Following a highly disputed election and a long delay in the Election Commission’s announcement of the official results, Thailand’s parliament finally opened last Friday (24 May). And amidst public suspicion and a storm of legal prosecutions against the FFP’s party leaders, there was still a small victory for Thailand’s first LGBTQ MPs. 

Tanwarin Sukkhapisit, Kawinnath Takey, Nateepat Kulsetthasith, and Tunyawaj Kamolwongwat – all Future Forward MPs – submitted a notice to the Office of the Secretariat of the House of Representatives specifying their intention to dress according to their gender identity at the opening of parliament, the party’s Facebook page said on 13 May.

The letter named Tanwarin, Kawinnath, and Nateepat – Thailand’s first transgender MPs – as the individuals informing the Office of their intentions.

Protocol dictates that all MPs attending the opening of parliament must wear white civilian uniforms. However, Sorasak Pienvej, Secretary-General of the House of Representatives, said on 23 May that the rules do not specify that one must dress according to one’s gender, and all MPs are free to join as long as they are dressed appropriately.

On 24 May, when Tanwarin arrived at the opening of parliament in a woman’s uniform, and Kawinnath and Nateepat arrived in men’s uniforms, there was no trouble.

The long road to equality

Seeing LGBTQ representations in parliament might be a good sign for Thailand’s LGBTQ community. While the country continues to market itself to foreign tourists as an LGBTQ paradise, Thai LGBTQs continue to face discrimination both on personal and systematic levels. When Tanwarin announced her intention to wear the women’s uniform for the opening of parliament, netizens were quick to criticize her decision, citing their concern that she would show up dressed inappropriately if she is allowed to dress as a woman for the ceremony, their image of a transwoman being, for the most part, that of drag queens and comedy actors.
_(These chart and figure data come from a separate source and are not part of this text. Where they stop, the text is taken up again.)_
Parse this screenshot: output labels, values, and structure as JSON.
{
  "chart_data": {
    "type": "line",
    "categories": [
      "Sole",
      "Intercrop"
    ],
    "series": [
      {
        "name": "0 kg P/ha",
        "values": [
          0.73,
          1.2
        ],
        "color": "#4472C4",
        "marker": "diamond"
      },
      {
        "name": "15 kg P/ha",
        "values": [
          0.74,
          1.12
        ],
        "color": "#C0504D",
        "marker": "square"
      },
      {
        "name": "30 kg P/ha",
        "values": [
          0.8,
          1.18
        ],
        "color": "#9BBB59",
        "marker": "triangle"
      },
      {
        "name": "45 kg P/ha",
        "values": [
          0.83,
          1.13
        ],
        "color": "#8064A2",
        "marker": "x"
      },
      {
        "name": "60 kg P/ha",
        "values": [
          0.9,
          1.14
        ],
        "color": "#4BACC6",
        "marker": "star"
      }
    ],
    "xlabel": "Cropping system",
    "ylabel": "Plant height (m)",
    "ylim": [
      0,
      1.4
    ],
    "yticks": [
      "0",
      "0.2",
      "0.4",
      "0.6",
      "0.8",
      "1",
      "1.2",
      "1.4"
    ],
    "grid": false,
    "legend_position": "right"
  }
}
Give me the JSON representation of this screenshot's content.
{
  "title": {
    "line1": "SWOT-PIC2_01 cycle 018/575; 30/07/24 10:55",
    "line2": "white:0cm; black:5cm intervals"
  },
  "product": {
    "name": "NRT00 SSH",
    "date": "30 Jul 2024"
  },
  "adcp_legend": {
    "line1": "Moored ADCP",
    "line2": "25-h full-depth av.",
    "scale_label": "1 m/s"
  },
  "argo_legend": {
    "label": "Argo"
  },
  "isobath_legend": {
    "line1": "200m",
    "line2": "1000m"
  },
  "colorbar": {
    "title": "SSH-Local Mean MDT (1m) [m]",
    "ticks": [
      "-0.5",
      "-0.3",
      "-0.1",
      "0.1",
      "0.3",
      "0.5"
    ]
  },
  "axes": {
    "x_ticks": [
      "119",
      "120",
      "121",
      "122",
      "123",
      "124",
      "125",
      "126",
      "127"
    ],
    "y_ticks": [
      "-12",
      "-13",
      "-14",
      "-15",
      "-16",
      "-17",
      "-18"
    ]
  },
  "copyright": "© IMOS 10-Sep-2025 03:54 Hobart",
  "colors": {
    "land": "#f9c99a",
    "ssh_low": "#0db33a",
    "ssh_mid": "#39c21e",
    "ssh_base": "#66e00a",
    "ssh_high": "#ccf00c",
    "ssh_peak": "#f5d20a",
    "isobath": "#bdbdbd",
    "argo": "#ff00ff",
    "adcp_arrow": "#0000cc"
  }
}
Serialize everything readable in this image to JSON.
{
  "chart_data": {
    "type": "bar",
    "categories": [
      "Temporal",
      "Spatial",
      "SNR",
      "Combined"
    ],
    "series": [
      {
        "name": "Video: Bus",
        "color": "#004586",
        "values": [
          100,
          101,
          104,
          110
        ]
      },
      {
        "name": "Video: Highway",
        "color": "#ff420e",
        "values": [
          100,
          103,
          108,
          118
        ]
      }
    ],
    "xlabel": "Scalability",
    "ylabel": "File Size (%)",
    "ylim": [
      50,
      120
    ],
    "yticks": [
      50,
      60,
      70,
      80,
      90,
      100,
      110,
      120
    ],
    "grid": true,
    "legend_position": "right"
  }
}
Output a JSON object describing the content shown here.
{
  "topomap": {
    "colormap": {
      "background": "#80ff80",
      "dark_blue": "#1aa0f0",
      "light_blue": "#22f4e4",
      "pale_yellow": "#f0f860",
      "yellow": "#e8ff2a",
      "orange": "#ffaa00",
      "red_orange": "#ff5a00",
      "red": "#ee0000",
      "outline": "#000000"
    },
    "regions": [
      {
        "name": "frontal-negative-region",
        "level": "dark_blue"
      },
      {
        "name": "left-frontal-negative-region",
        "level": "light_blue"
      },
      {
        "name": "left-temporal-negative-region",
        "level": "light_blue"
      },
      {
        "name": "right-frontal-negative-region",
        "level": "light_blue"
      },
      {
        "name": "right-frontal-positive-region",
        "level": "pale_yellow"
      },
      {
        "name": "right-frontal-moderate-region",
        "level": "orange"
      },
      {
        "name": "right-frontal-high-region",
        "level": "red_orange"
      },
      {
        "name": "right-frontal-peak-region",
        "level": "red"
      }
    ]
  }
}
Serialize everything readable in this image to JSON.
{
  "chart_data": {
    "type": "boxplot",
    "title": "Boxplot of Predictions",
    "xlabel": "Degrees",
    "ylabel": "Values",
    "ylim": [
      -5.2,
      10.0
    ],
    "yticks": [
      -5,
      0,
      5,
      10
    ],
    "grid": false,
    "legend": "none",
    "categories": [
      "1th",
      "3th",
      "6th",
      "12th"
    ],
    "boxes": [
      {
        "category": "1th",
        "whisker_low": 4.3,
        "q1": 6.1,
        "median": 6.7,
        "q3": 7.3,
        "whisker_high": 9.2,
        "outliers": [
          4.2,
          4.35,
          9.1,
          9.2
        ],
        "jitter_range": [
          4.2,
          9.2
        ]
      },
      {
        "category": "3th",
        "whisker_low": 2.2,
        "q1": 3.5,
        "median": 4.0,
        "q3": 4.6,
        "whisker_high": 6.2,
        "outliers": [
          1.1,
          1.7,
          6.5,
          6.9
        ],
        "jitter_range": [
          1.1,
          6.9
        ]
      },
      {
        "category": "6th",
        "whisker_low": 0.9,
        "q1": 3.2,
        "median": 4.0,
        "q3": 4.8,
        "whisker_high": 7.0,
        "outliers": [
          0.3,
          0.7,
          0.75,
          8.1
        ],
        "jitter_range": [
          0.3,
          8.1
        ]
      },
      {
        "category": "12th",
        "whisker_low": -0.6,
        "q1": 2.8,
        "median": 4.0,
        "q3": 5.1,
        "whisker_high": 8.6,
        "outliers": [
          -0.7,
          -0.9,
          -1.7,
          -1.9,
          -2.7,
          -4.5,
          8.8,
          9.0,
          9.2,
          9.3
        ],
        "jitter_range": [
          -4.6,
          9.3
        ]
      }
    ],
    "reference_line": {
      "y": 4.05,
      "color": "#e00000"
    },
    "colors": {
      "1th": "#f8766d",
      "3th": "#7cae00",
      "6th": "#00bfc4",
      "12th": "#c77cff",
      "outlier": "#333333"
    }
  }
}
In most universities across the country, transgender students are still not allowed to dress according to their gender identity to class, exams, or to their own graduation. Instead, they must file a request with the university for permission to do so, a process which involves getting a medical certificate saying that they have a “gender identity disorder,” despite the fact that being transgender is no longer classified as a mental disorder under the current revision of the International Classification of Diseases (ICD).

In April, it was also reported that a transgender teacher has been denied teaching positions for the past two years due to her gender identity. 


And while Taiwan recently became the first country in Asia to allow same-sex couples to legally marry, Thailand’s plan for a civil partnership bill has already fallen through.

During the campaign period for the 2019 election, many parties presented policies to promote LGBTQ rights as part of their election campaign. The FFP itself promised to support marriage equality and push for changes to be made to Article 1448 of the Civil and Commercial Code to allow same-sex couples to be legally married and entitled to the same rights as heterosexual couples, as well as to push for legislation which will prevent discrimination on the basis of sex and gender.

The fight for love: LGBTQ rights policies in the 2019 general election

Now, the hope is that we will be able to see these promises become a reality.